I have spent a lot of time recently thinking about what makes me happy and what makes me feel worried or upset or anxious. I am starting to realise that the chances are that life will never magically make me happy, that like everything good in this life, such as marriage or being a parent you have to really work at it to get the best from it. You get out what you put in I suppose.
So it is time for a change in perspective for me. I have decided that instead of thinking about what I want in the future or feeling worried that I will never achieve my dream of returning to Cornwall and living there with my family that I need to focus on the what I actually have in my life and how wonderful it is. Yes, the house is feeling smaller and smaller as we go on, and the kitchen is tiny and other things I could mention. But it has come a million miles from the cold, dark, unloved house that we viewed five years ago and we have made into a lovely place to live.
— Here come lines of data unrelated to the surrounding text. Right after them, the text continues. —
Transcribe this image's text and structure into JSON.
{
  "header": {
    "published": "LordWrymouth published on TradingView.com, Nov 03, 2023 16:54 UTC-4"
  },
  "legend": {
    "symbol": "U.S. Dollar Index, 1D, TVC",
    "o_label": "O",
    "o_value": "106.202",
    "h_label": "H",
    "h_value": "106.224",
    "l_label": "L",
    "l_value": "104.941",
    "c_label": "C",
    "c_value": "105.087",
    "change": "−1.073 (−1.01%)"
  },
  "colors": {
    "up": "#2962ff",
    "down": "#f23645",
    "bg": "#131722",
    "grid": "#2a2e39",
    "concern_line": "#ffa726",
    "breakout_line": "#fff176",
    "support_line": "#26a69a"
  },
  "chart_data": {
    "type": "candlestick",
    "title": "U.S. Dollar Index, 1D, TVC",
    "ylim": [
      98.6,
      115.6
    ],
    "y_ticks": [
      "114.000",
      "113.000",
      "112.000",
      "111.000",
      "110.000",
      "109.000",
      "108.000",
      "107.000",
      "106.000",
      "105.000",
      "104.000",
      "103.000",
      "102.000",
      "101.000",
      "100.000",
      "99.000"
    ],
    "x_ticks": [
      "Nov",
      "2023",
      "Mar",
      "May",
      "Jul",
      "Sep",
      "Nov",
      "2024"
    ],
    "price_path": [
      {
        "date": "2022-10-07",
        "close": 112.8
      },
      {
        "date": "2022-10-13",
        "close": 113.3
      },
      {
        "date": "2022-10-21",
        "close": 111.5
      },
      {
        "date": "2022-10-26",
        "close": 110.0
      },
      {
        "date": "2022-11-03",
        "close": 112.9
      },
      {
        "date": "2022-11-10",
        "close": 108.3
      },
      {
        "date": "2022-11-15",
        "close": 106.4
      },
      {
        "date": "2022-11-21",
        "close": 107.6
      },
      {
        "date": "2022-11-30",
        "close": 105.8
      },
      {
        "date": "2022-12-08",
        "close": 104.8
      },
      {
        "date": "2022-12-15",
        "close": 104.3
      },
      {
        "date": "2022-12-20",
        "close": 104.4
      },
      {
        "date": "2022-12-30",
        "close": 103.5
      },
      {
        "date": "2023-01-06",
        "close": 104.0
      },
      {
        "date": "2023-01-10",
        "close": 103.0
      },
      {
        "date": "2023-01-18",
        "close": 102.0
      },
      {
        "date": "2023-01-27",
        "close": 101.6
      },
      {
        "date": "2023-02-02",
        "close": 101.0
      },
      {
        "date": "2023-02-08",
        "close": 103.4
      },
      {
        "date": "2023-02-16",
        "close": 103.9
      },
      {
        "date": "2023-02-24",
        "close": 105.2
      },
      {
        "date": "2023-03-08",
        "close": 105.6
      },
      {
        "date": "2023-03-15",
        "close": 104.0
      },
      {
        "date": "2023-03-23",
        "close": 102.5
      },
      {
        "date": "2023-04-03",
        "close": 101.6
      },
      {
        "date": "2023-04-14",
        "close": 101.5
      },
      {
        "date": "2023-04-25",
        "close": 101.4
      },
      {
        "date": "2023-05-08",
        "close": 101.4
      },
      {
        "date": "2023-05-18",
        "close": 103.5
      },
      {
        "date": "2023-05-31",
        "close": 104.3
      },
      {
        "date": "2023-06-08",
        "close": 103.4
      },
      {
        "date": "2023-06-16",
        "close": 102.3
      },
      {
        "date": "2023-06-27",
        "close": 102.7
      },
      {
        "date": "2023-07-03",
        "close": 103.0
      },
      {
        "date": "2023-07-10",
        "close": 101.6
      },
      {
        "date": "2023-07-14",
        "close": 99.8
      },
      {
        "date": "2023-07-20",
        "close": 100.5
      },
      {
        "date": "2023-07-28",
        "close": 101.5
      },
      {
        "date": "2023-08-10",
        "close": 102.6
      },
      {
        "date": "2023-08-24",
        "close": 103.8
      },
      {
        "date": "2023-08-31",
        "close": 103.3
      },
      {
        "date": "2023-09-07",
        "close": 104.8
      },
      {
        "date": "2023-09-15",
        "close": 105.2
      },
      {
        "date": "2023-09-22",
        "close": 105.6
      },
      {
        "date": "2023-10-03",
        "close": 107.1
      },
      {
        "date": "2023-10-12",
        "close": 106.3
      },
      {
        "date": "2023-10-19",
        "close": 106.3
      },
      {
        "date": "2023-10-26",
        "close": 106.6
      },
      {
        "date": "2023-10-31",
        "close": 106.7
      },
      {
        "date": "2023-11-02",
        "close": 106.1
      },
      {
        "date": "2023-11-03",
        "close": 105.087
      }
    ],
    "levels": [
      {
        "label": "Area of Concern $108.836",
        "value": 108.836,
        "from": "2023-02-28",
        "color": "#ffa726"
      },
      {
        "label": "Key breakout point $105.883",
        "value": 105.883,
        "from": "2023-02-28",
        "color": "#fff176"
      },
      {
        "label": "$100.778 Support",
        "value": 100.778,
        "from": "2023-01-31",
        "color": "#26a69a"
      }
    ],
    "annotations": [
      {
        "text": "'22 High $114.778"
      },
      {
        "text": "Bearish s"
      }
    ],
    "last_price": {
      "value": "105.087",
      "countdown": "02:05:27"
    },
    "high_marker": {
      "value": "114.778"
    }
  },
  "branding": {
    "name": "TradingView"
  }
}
I have always loved living here but now it is time to start loving my house. Making it into the house that I want, that will contain my family and make us all feel happy and warm and cosy and loved. Make it into a home.
There are blogs that I read that instill these feelings in me. Everything Cherry Menlove writes inspires me and I am totally in awe of her spirit and beauty and the way that she writes about her home and family. This post in particular and what she wrote about how a home should work for you and nourish you really made me think. I left a comment on one of her posts recently and she sent me a personal email after reading some of my blog. I was totally awe struck!
I love Little Red Buttons and this post about how something in your home should be beautiful or useful (or both) has had me throwing rubbish out left, right and centre. No more tat. No more rubbish. This is not going to be a quick process but little by little I am going to reclaim bits of our house until it is a place I am proud of.
I have realised most of all that clutter makes me really anxious. I want those feelings gone and so I am working on finding a place for everything and then putting everything in its place. All I want to do once both children are in bed is collapse but ten minutes tidying means that when I do collapse I am also able to relax, and that is exactly what I need.